Snatched from the Farm: Three Sisters

 

1.

One line consists of elderly and ill;

the other young and fit and working age,

who’ll get a bowl of drugged soup as their wage 

and even get the hang of a new skill.

Two sisters in the “healthy” line now see

their sibling standing in the other row—

the sibling with the eczema. They know

that something doesn’t look right here. The three

must walk or die together. They’ve no choice. 

The youngest sprints across the yard to pull

the “sick” one back. The trains will soon be full,

and when they stop, nobody will rejoice.

They’re off together rolling down the track,

three teens whose parents never will be back. 

 

2.

As fodder for the factories, they trekked

barefoot across the snow fields. Hunks of bread

were all that kept their reed-like frames erect.

One bitter morning, just beneath their tread,

they noticed spuds and scooped them up. Those raw 

tubers they’d conceal and eat at night,

aware their persecutors had a law

prohibiting these girls from such delight.

In camp that evening, lined up in the quad,

the sisters, close amid the others, shook

as one in ten were murdered by the squad.

When the girl beside them dropped, they didn’t look,

but knew they had been spared. The following dawn

they held each other as they plodded on.

 

3.

They walked and slept, but didn’t die together.

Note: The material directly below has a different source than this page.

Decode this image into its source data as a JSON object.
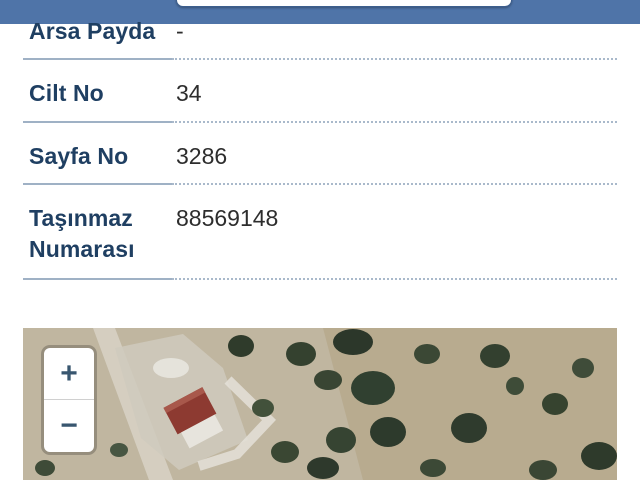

The Russians came and then the sisters set

their sights on Palestine, where each one met

a man, had kids, and then the crucial tether

that lasted through the horror snapped when two

stayed put and saw the youngest move away.

She watched her children blossom day by day

in a land of hope or, leastwise, somewhere new.

She and her family once owned a farm

in Bratislava. Now she’s in a place

where caregivers abound. The human race

will kill or comfort, dish out food or harm.

She dreams now, not of trials and ordeals,

but of the cows, the chickens, and the fields.